Di suatu masa sebelum Nabi Muhammad SAW diutus, ada seorang Raja yang mempunyai seorang ahli sihir (as sahir) sebagai penasehatnya. Raja ini ‘mentahbiskan’ dirinya sebagai Tuhan, sebagaimana terjadi pada Namrudz pada masa Nabi Ibrahim AS, dan Fir’aun pada masa Nabi Musa AS. Ketika sang sahir telah tua, ia meminta Raja untuk mengirimkan kepadanya seorang pemuda pilihan yang cerdas, yang akan dididiknya menjadi seorang ahli sihir, sehingga kelak bisa menjadi penasehat raja sebagai pengganti dirinya. Pemuda terpilih tersebut diperintahkan Raja untuk menemui as sahir setiap harinya.

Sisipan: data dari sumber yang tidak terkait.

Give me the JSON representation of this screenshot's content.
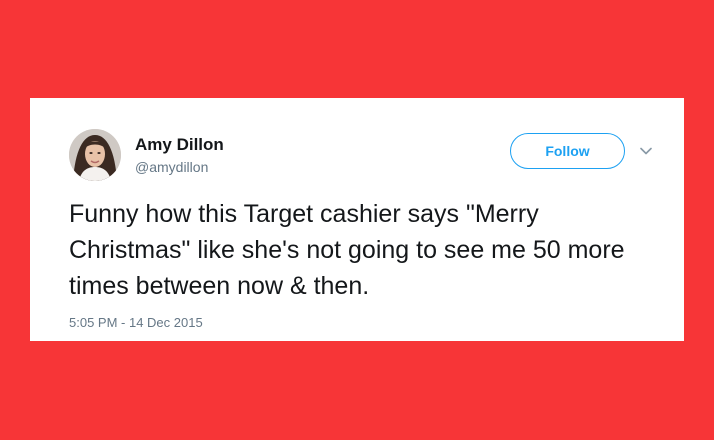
{
  "colors": {
    "background": "#f73537",
    "card": "#ffffff",
    "accent": "#1da1f2",
    "text": "#14171a",
    "muted": "#657786"
  },
  "tweet": {
    "author": {
      "display_name": "Amy Dillon",
      "handle": "@amydillon",
      "avatar_icon": "profile-photo"
    },
    "follow_label": "Follow",
    "menu_icon": "chevron-down-icon",
    "text": "Funny how this Target cashier says \"Merry Christmas\" like she's not going to see me 50 more times between now & then.",
    "timestamp": "5:05 PM - 14 Dec 2015"
  }
}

Beberapa hari berlalu, di perjalanannya ke rumah as sahir Pemuda ini melihat seorang Rahib sedang mengajarkana agama Islam (keimanan kepada Allah sesuai dengan syariat Nabi yang diutus waktu itu) di rumahnya. Ia tertarik dan duduk pada majelis sang Rahib itu sehingga terlambat menemui as sahir dan mendapat siksaan. Ia mengalami kebimbangan, ajaran Rahib jelas lebih baik dan lebih tepat baginya, tetapi tidak mungkin ia begitu saja mengabaikan as sahir dan meninggalkan ajarannya. Bisa jadi Raja akan menghukumnya bahkan memerintahkan ia dibunuh karena keimanannya kepada Allah.

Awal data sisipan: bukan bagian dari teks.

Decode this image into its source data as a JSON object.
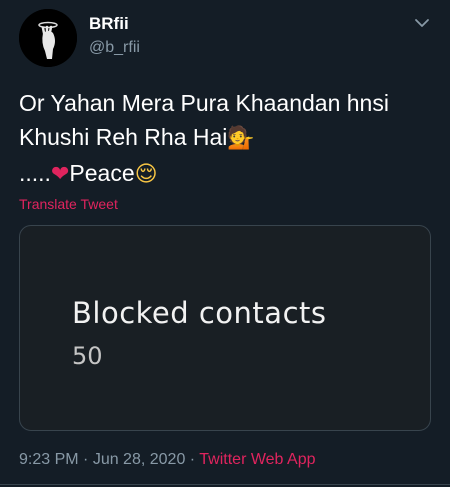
{
  "author": {
    "name": "BRfii",
    "handle": "@b_rfii"
  },
  "tweet": {
    "line1": "Or Yahan Mera Pura Khaandan hnsi",
    "line2": "Khushi Reh Rha Hai",
    "line2_emoji": "💁",
    "line3_dots": ".....",
    "line3_heart": "❤",
    "line3_word": "Peace",
    "line3_emoji": "😌"
  },
  "translate_label": "Translate Tweet",
  "media": {
    "title": "Blocked contacts",
    "count": "50"
  },
  "meta": {
    "time": "9:23 PM",
    "separator1": " · ",
    "date": "Jun 28, 2020",
    "separator2": " · ",
    "app": "Twitter Web App"
  },
  "colors": {
    "background": "#141d26",
    "secondary_text": "#8899a6",
    "accent_pink": "#e0245e",
    "border": "#38444d"
  },
  "icons": {
    "caret": "chevron-down-icon",
    "avatar": "avatar"
  }
}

Ketika pemuda ini menyampaikan permasalahannya pada Rahib dan mengeluhkan siksaan yang dialaminya dari as sahir, Rahib berkata, “Berikan alasan pada sahir bahwa kamu terlambat karena ditahan oleh ibumu, dan jika ibumu menanyakan terlambatnya pulangmu, katakan kalau ditahan oleh as sahir…!!”

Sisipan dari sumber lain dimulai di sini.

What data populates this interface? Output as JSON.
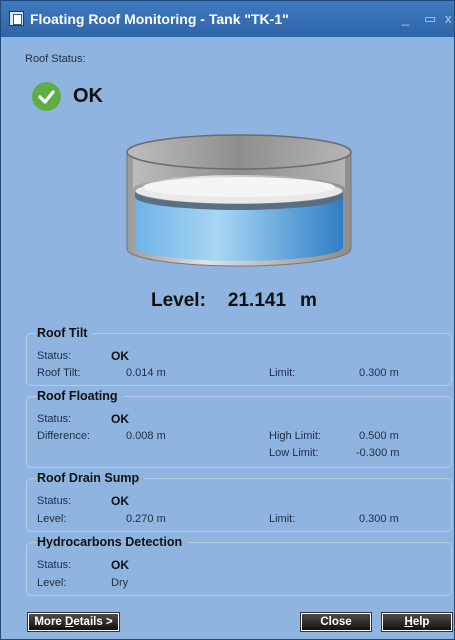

Begitulah berlalu beberapa lamanya sehingga pemuda ini makin mahir dalam dua bidang ilmu yang bertentangan itu. Suatu ketika ia melihat orang-orang terhenti pada suatu jalan karena ada binatang buas yang menghalangi. Mereka tidak berani melewatinya karena binatang itu tampak siap menyerang siapapun yang mendekatinya. Pemuda itu berkata dalam hati,”Hari ini aku akan mengetahui, ajaran sahir ataukah rahib yang lebih baik!!”

Sambil memungut batu kecil dan melemparkannya kepada binatang buas itu, ia berdoa, “Ya Allah, jika ajaran Rahib lebih Engkau sukai daripada ajaran sahir, bunuhlah binatang buas itu agar orang-orang bisa berjalan lagi ..!!

Dan ternyata binatang buas itu seketika mati ketika terkena batu tersebut. Sang pemuda menceritakan pengalamannya itu kepada Rahib, yang kemudian berkata, “Wahai anakku, engkau kini lebih utama daripada aku. Tetapi ketahuilah, sesungguhnya engkau akan mendapat cobaan (bala’) karena keutamaanmu ini. Maka apabila bala’ itu datang padamu, janganlah sekali-kali engkau menunjuk (mengaitkan) aku.”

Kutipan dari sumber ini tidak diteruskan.